The problem is that state law is biased against change; it perversely protects the failing status quo. Before Valley residents are permitted to vote, the new districts must pass a multitude of standards, the mirror image of what state legislators would like to see in a school district. 

In contrast, there is no standard that judges the existing district. It can fail over and over, yet nothing happens. The fact that the existing system fails on every count - fiscal responsibility, academic achievement, facilities management - should not be irrelevant, but it appears to be. 

According to state law, the new Valley school districts must meet conditions for socioeconomic, racial and ethnic diversity, geographic compactness, and conformity with existing community identities. While these may be important concerns (and they have been met), they show how far the legislative focus has shifted from the overriding objective - improving educational opportunities for the children of Los Angeles. 

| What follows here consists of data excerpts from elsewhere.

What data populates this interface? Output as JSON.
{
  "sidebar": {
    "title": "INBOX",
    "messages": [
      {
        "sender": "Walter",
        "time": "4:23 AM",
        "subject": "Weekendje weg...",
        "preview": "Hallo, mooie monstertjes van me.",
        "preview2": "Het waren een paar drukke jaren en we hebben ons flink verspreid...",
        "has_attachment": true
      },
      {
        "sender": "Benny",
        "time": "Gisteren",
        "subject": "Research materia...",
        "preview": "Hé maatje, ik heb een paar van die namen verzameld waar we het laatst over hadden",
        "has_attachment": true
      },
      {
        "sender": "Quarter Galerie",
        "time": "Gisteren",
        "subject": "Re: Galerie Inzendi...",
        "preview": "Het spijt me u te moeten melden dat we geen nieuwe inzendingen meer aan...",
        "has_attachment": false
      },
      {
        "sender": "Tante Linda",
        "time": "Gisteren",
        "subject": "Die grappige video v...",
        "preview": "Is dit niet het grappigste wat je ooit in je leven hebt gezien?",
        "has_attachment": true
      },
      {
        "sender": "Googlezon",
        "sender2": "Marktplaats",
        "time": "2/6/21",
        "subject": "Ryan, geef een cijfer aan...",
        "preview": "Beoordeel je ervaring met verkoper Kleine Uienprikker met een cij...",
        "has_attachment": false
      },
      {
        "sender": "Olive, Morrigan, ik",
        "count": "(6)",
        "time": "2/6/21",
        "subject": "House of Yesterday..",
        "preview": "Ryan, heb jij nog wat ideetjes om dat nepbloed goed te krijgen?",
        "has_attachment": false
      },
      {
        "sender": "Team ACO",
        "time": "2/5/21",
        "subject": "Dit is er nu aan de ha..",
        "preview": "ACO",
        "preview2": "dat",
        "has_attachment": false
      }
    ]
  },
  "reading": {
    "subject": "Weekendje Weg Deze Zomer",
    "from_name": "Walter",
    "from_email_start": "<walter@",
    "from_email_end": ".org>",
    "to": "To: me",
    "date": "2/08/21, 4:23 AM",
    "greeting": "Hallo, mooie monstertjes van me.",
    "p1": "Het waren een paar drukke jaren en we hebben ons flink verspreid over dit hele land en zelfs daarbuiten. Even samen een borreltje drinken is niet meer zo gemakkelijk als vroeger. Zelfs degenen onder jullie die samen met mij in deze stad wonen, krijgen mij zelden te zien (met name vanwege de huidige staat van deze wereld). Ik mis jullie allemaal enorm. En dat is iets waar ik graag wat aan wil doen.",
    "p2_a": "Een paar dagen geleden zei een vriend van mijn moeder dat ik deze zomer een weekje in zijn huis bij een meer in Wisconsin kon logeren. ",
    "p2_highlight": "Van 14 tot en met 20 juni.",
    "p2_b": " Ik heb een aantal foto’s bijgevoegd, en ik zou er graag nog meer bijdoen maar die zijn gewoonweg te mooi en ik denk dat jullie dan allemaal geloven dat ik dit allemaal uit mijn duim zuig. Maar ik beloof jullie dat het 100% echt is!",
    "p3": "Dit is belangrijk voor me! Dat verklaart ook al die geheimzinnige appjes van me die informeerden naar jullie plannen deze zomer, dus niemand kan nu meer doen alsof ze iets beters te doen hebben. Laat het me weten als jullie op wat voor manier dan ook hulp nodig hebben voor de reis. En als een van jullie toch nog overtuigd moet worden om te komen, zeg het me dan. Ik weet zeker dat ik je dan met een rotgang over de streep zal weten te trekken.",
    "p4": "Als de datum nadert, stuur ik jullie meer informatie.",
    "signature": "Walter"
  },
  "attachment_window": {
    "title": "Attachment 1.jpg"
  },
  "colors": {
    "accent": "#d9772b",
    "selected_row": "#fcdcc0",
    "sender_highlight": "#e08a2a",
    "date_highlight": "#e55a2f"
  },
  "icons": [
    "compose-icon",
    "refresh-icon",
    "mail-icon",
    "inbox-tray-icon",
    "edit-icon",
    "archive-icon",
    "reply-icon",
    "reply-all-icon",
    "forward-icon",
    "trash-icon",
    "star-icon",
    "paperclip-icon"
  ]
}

Other criteria perversely protect the existing district. The Los Angeles Unified School District has been negligent in building new schools. This negligence has resulted in a lack of classroom space, and may be the justification the state board uses to deny the vote on breaking out the new Valley districts. By being inefficient and slow to meet the needs of its students, the district administration maintains its control over education in Los Angeles. Is it too far-fetched to believe that the district does this on purpose? Sets up poison pills that preclude challenges to its power? Maybe it is more realistic to say that the district bears no costs of such mismanagement, so it continues. 

The current breakaway effort has been brought forward by a group of concerned Valley residents, a group called Finally Restoring Excellence in Education. To their credit, those involved with the FREE effort see the possibilities in Los Angeles. On the other hand, it is not an exaggeration to say that district officials, who are paid to represent students, fail to do so. 

If members of the state Board of Education reject the FREE proposal, the cost to the Valley community is tremendous. We bear the cost every year in lost kids and lost opportunities. If the current proposal is not allowed to go before the voters, Valley residents face a dramatically less perfect alternative for years to come. 

EDITOR-NOTE: 
Shirley Svorny is a professor of economics at California State University, Northridge.